Дети всегда воспринимали «Перемену» хорошо, а здесь, в санатории, и подавно сидели как мыши.

Спектакль заканчивался. Вместо того чтобы отправить Сережку с колонию для несовершеннолетних, его наградили медалью за помощь милиции. Эмма стояла на авансцене (освещение плохое, полно темных дыр, как в сыре, и луч прожектора приходилось буквально ловить лицом), прижимая к груди только что подаренный Майором кожаный мяч, за спиной у нее выстроились прочие участники спектакля. Майор (заслуженный артист Раковский) мягким мужественным голосом выводил спектакль к финалу:

— …Ты в первый раз встретил несправедливость — и ты победил ее, но будет время, и ты снова столкнешься с ней, и поймешь, что до конца ее одолеть невозможно, но пусть это не пугает тебя. Помни — не надо бояться темноты, не надо бояться своего страха…

Эмма знала монолог Майора наизусть. Дальше шли слова: «Но бойся собственной трусости, она…»

— Но тру… — сказал Раковский и замолчал.

На мгновение сделалось тихо.

— Но трусся бой… — снова начал Майор и замолчал снова.

Эмма-Сережка ткнулась лицом в подаренный мяч, будто готовясь зарыдать.

— Бойственной собости, — неуверенно закончил Майор.

— Она…

Друзья и враги за ее спиной крепко обнялись, пытаясь спрятать лица.

К счастью, дети ничего не заметили. Или почти ничего.

Аплодировали долго. В глазах у некоторых девочек Эмма успела разглядеть несомненный влажный блеск. Заслуженный артист Раковский матерился в мужской гримерке так, что слышно было даже в дальнем конце коридора.

Эмма сняла мальчуковую школьную форму. Натянула плотные зимние джинсы, ботинки, свитер. Стерла салфеткой грим. Хлебнула чая из термоса.

— Дай мне тоже, — попросила Светочка, ловко набрасывая на «плечики» серый капитанский мундир.

— А у меня рогалики есть.

Ирина Антоновна, игравшая Сережину бабушку, развернула кулек с бутербродами… Перекусили; из соседней гримерки доносился возмущенный голос Раковского и дружный смех «хулиганов» Саши и Вити. Помреж (костюмерши на выезде не было) отнесла костюмы в автобус. Смеркалось. За окнами зажглись фонари.

— Прогуляться бы, — сказала Эмма.

— Холодно, — Светочка пожала плечами.

— Пойди прогуляйся, пока они грузятся, — посоветовала Ирина Антоновна.

И Эмма вышла во двор. Оба монтировщика, осветитель, водитель и радист стояли кружком, курили — красные огоньки светились в полутьме — и болтали о футболе.

— Когда едем? — спросила Эмма.

— Вот докурим — и поедем, — степенно отвечал водитель.

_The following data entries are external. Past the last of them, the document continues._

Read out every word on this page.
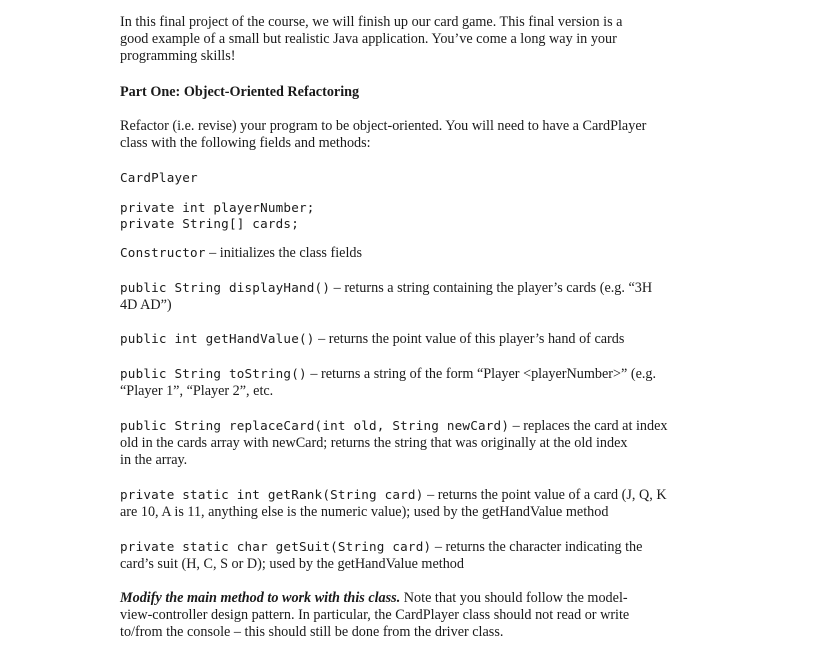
In this final project of the course, we will finish up our card game. This final version is a

good example of a small but realistic Java application. You’ve come a long way in your

programming skills!

Part One: Object-Oriented Refactoring

Refactor (i.e. revise) your program to be object-oriented. You will need to have a CardPlayer

class with the following fields and methods:

CardPlayer

private int playerNumber;

private String[] cards;

Constructor – initializes the class fields

public String displayHand() – returns a string containing the player’s cards (e.g. “3H

4D AD”)

public int getHandValue() – returns the point value of this player’s hand of cards

public String toString() – returns a string of the form “Player <playerNumber>” (e.g.

“Player 1”, “Player 2”, etc.

public String replaceCard(int old, String newCard) – replaces the card at index

old in the cards array with newCard; returns the string that was originally at the old index

in the array.

private static int getRank(String card) – returns the point value of a card (J, Q, K

are 10, A is 11, anything else is the numeric value); used by the getHandValue method

private static char getSuit(String card) – returns the character indicating the

card’s suit (H, C, S or D); used by the getHandValue method

Modify the main method to work with this class. Note that you should follow the model-

view-controller design pattern. In particular, the CardPlayer class should not read or write

to/from the console – this should still be done from the driver class.
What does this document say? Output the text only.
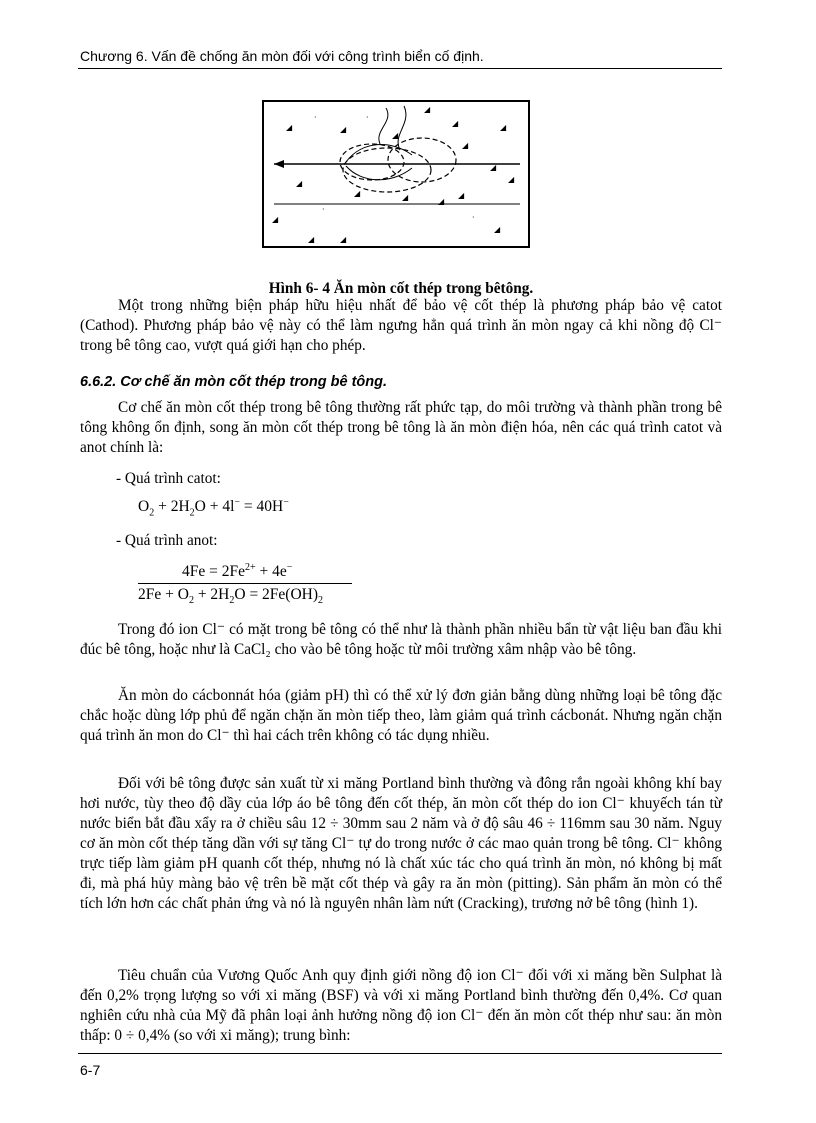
Chương 6. Vấn đề chống ăn mòn đối với công trình biển cố định.
◢	◢
◢
◢	◢
◢
◢
◢
◢
◢
◢	◢	◢
◢
◢
◢	◢
◢
·	·
·
·
Hình 6- 4 Ăn mòn cốt thép trong bêtông.

Một trong những biện pháp hữu hiệu nhất để bảo vệ cốt thép là phương pháp bảo vệ catot (Cathod). Phương pháp bảo vệ này có thể làm ngưng hẳn quá trình ăn mòn ngay cả khi nồng độ Cl⁻ trong bê tông cao, vượt quá giới hạn cho phép.

6.6.2. Cơ chế ăn mòn cốt thép trong bê tông.

Cơ chế ăn mòn cốt thép trong bê tông thường rất phức tạp, do môi trường và thành phần trong bê tông không ổn định, song ăn mòn cốt thép trong bê tông là ăn mòn điện hóa, nên các quá trình catot và anot chính là:

- Quá trình catot:
$O_2 + 2H_2O + 4l^- = 40H^-$
- Quá trình anot:
$4Fe = 2Fe^{2+} + 4e^-$
$2Fe + O_2 + 2H_2O = 2Fe(OH)_2$

Trong đó ion Cl⁻ có mặt trong bê tông có thể như là thành phần nhiều bẩn từ vật liệu ban đầu khi đúc bê tông, hoặc như là CaCl₂ cho vào bê tông hoặc từ môi trường xâm nhập vào bê tông.

Ăn mòn do cácbonnát hóa (giảm pH) thì có thể xử lý đơn giản bằng dùng những loại bê tông đặc chắc hoặc dùng lớp phủ để ngăn chặn ăn mòn tiếp theo, làm giảm quá trình cácbonát. Nhưng ngăn chặn quá trình ăn mon do Cl⁻ thì hai cách trên không có tác dụng nhiều.

Đối với bê tông được sản xuất từ xi măng Portland bình thường và đông rắn ngoài không khí bay hơi nước, tùy theo độ dầy của lớp áo bê tông đến cốt thép, ăn mòn cốt thép do ion Cl⁻ khuyếch tán từ nước biển bắt đầu xẩy ra ở chiều sâu 12 ÷ 30mm sau 2 năm và ở độ sâu 46 ÷ 116mm sau 30 năm. Nguy cơ ăn mòn cốt thép tăng dần với sự tăng Cl⁻ tự do trong nước ở các mao quản trong bê tông. Cl⁻ không trực tiếp làm giảm pH quanh cốt thép, nhưng nó là chất xúc tác cho quá trình ăn mòn, nó không bị mất đi, mà phá hủy màng bảo vệ trên bề mặt cốt thép và gây ra ăn mòn (pitting). Sản phẩm ăn mòn có thể tích lớn hơn các chất phản ứng và nó là nguyên nhân làm nứt (Cracking), trương nở bê tông (hình 1).

Tiêu chuẩn của Vương Quốc Anh quy định giới nồng độ ion Cl⁻ đối với xi măng bền Sulphat là đến 0,2% trọng lượng so với xi măng (BSF) và với xi măng Portland bình thường đến 0,4%. Cơ quan nghiên cứu nhà của Mỹ đã phân loại ảnh hưởng nồng độ ion Cl⁻ đến ăn mòn cốt thép như sau: ăn mòn thấp: 0 ÷ 0,4% (so với xi măng); trung bình:

6-7
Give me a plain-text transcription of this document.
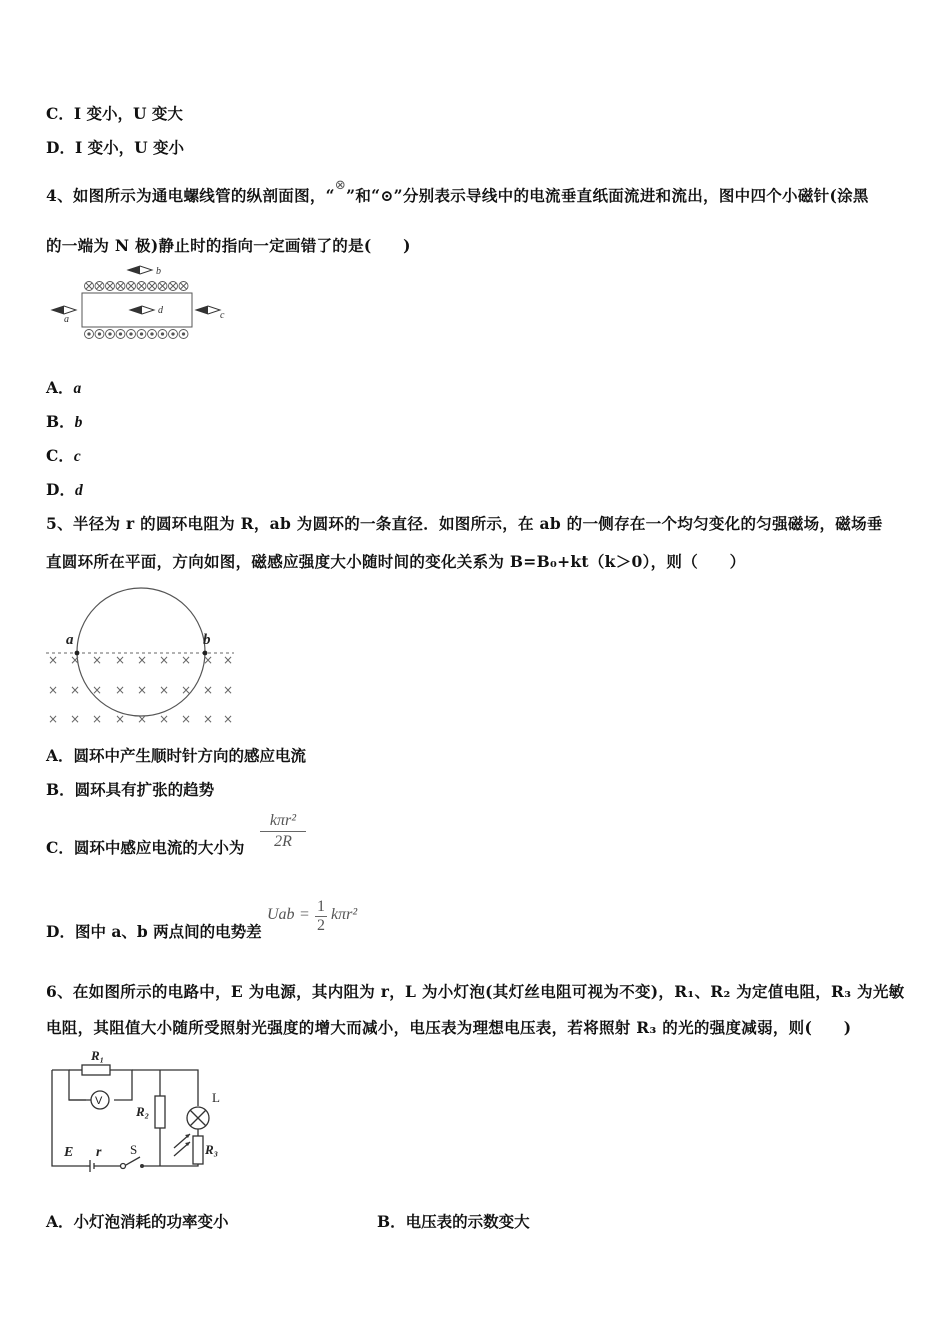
C．I 变小，U 变大
D．I 变小，U 变小
4、如图所示为通电螺线管的纵剖面图，“⊗”和“⊙”分别表示导线中的电流垂直纸面流进和流出，图中四个小磁针(涂黑
的一端为 N 极)静止时的指向一定画错了的是(　　)
b
d
a	c
A．a
B．b
C．c
D．d
5、半径为 r 的圆环电阻为 R，ab 为圆环的一条直径．如图所示，在 ab 的一侧存在一个均匀变化的匀强磁场，磁场垂
直圆环所在平面，方向如图，磁感应强度大小随时间的变化关系为 B=B₀+kt（k＞0），则（　　）
a	b
× × × × × × × × ×
× × × × × × × × ×
× × × × × × × × ×
A．圆环中产生顺时针方向的感应电流
B．圆环具有扩张的趋势
C．圆环中感应电流的大小为
kπr²
2R
D．图中 a、b 两点间的电势差
Uab = 1
2
kπr²
6、在如图所示的电路中，E 为电源，其内阻为 r，L 为小灯泡(其灯丝电阻可视为不变)，R₁、R₂ 为定值电阻，R₃ 为光敏
电阻，其阻值大小随所受照射光强度的增大而减小，电压表为理想电压表，若将照射 R₃ 的光的强度减弱，则(　　)
R₁
V
R₂
L
R₃
E r S
A．小灯泡消耗的功率变小	B．电压表的示数变大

Эмма отошла подальше. Курить в лесу для нее было то же самое, что приходить в оперный театр со включенным плейером. Снег чуть поскрипывал под подошвами. Снег был оранжевый и синий — по цвету фонарей. От каждого ствола падала оранжевая и синяя тень, а чуть подальше, за забором, лес стоял темный, привлекательный и зловещий, и Эмма подумала, что, будь она по воле злой судьбы ребенком в этом санатории, единственным удовольствием для нее было бы стоять вечером у забора и смотреть на лес, бояться его — и воображать себя там, в темноте…

Ее тронули за рукав. Она обернулась.

— Сережка?

Рядом с ней стоял мальчик лет восьми. В серой курточке со светоотражателями (на рукавах и груди его вспыхивали и гасли, преломляя свет фонарей, молнии, квадраты и латинские буквы). В спортивной шапке, надвинутой до бровей.

— Сережка? — снова спросил мальчик, на этот раз увереннее и радостней. — А меня Данилой зовут…

— Привет, Данил, — сказала Эмма, потому что надо было что-то сказать.

Мальчик переступил с ноги на ногу:

— А я уже в третьем классе.

— Молодец, — сказал Эмма.

Мальчик смущенно улыбнулся:

— Как ты их… Здорово.

— Тебе понравилось? — спросила Эмма.

— Да, — сказал Данил. — Мне очень… У нас тоже есть такие дураки, как те. И ничего им не сделаешь…

— Сделаешь, — неуверенно сказала Эмма. — Если с друзьями…

— Только у нас в классе никто ни с кем не дружит, — сказал Данил.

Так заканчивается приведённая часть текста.